Oui, cet homme donc mijotait son coup. Vous l'auriez vu s'approprier l'ombre des arbres, rester à distance, disparaître pour ressurgir à l'opposé, évaluant sa proie sous plusieurs angles, flânant en cercles concentriques. Aux aguets... J'évaluai la situation. Il était clair au début qu'il y avait trop de monde pour que le péril fût bien grand. A quatre ou cinq femmes, nous aurions aisément fait face à l'agresseur. Seule l'inconscience de ces jeunes femmes m'inquiétait. En fait, elles ne prêtaient aucune attention à l'homme. Mais je prenais sur moi ce rôle de sentinelle, le colonel m'avait habituée à des tâches plus exigeantes... Il était dix-huit heures, inspecteur, vous vous souvenez. L'heure pour les ménagères de rapatrier leur progéniture avant de justifier devant fourneaux les choix de leurs petits maris. Céline, qui menait sa maritorne par le bout du nez, ne consentait en général à quitter les lieux qu'à la nuit tombée. Je ne pouvais décemment tirer une sonnette d'alarme que personne ne voyait. Bien assez de mes gendres pour persifler sur la colonelle " qui s'occupe encore très bien de ses affaires, et pas seulement des siennes...". Lorsqu'il n'y eut plus dans le square que Céline, sa nounou, moi-même et cet homme, je décidai de changer de tactique. Je le fixai sans crainte ni pudeur. Lui dans un premier temps ne s'aperçut de rien. Il était hypnotisé par la petite. Au point que Céline dut sentir le poids de cet œil malsain.

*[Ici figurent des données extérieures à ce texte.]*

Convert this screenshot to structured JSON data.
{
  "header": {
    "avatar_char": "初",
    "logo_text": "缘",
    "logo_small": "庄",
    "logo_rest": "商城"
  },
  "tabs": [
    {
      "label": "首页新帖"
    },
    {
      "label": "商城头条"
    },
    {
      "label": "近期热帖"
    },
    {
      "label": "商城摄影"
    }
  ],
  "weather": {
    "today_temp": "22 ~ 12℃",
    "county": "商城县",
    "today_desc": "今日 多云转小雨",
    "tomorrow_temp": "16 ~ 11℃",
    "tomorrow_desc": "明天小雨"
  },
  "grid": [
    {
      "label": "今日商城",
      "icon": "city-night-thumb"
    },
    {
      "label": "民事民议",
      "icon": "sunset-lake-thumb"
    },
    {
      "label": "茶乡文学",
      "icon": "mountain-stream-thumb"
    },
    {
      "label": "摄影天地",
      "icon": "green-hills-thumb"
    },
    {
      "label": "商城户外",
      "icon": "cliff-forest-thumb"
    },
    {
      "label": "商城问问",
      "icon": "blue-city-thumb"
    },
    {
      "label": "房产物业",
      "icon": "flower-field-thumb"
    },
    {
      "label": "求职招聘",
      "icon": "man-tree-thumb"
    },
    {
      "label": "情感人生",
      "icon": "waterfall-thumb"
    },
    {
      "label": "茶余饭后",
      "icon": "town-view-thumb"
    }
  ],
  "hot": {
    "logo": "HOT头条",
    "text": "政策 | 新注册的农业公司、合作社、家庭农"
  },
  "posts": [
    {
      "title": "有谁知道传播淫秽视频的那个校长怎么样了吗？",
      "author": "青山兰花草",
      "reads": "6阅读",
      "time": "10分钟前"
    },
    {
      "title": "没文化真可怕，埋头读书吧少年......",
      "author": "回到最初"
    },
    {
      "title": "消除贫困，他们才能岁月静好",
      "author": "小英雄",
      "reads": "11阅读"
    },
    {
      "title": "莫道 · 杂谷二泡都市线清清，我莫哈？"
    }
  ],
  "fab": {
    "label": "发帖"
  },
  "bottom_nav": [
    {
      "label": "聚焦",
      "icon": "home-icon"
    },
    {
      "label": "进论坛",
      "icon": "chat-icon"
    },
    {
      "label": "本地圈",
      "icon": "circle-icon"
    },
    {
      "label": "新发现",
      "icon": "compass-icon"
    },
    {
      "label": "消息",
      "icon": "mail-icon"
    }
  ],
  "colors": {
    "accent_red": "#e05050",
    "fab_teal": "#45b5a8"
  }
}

Elle se retourna et le contempla attentivement, avec curiosité, puis une intensité, je vous assure, bouleversante pour une fillette de cet âge. C'est à ce moment que son regard à lui lâcha prise, et, en se dérobant, croisa le mien...
Cerise, me suis-je dit, tu as décontenancé le kabyle venu te trucider dans notre orangeraie de Misserghin, voyons si tu n'as pas perdu la main...
Sans forfanterie, inspecteur, il s'est décomposé. Ses traits se sont désagrégés, et sur le champ de bataille de ce visage est apparue une véritable douleur dont j'aurais fait chez un autre l'expression d'un conflit intérieur. J'eus le réflexe d'appeler Céline. J'avais des pâtes de fruit dans mon sac, dont elle est gourmande, et avec ce prétexte nous sortîmes du square les trois ensemble. En me retournant, je constatai que j'avais fait place nette, Alexis Garande, mon cher, daignerez-vous là haut être fier de moi ?
Monsieur l'inspecteur, voici l'esquisse de la scène dont je fus témoin. J'imagine que votre sagacité saura recomposer l'emploi du temps de ce délinquant dans la demie heure de vie qui lui reste. A propos, si je peux me permettre, comment est-il mort?
- Suicide...
La colonelle accusa la surprise, fut un instant déstabilisée, mais je ne doutais pas de sa capacité à reprendre ses esprits:
- " Je n'irai pas jusqu'à prétendre que le regard d'une femme honnête soit susceptible d'indiquer aux dévoyés le chemin du devoir. J'évoquais récemment un conflit intérieur. A croire que les scélérats finissent par contempler leur image pour peu qu'on leur tende un miroir! Tenez, j'ai souvenir..."
Elle continua ainsi à jaboter, raconter sa vie et pourfendre la lie de la société. Je réussis à lui glisser sa feuille de déposition pour qu'elle la signe. Il suffisait qu'elle reconnût avoir vu un homme comme ci et comme çà à dix-huit heures le vingt-trois Septembre au square Mayol.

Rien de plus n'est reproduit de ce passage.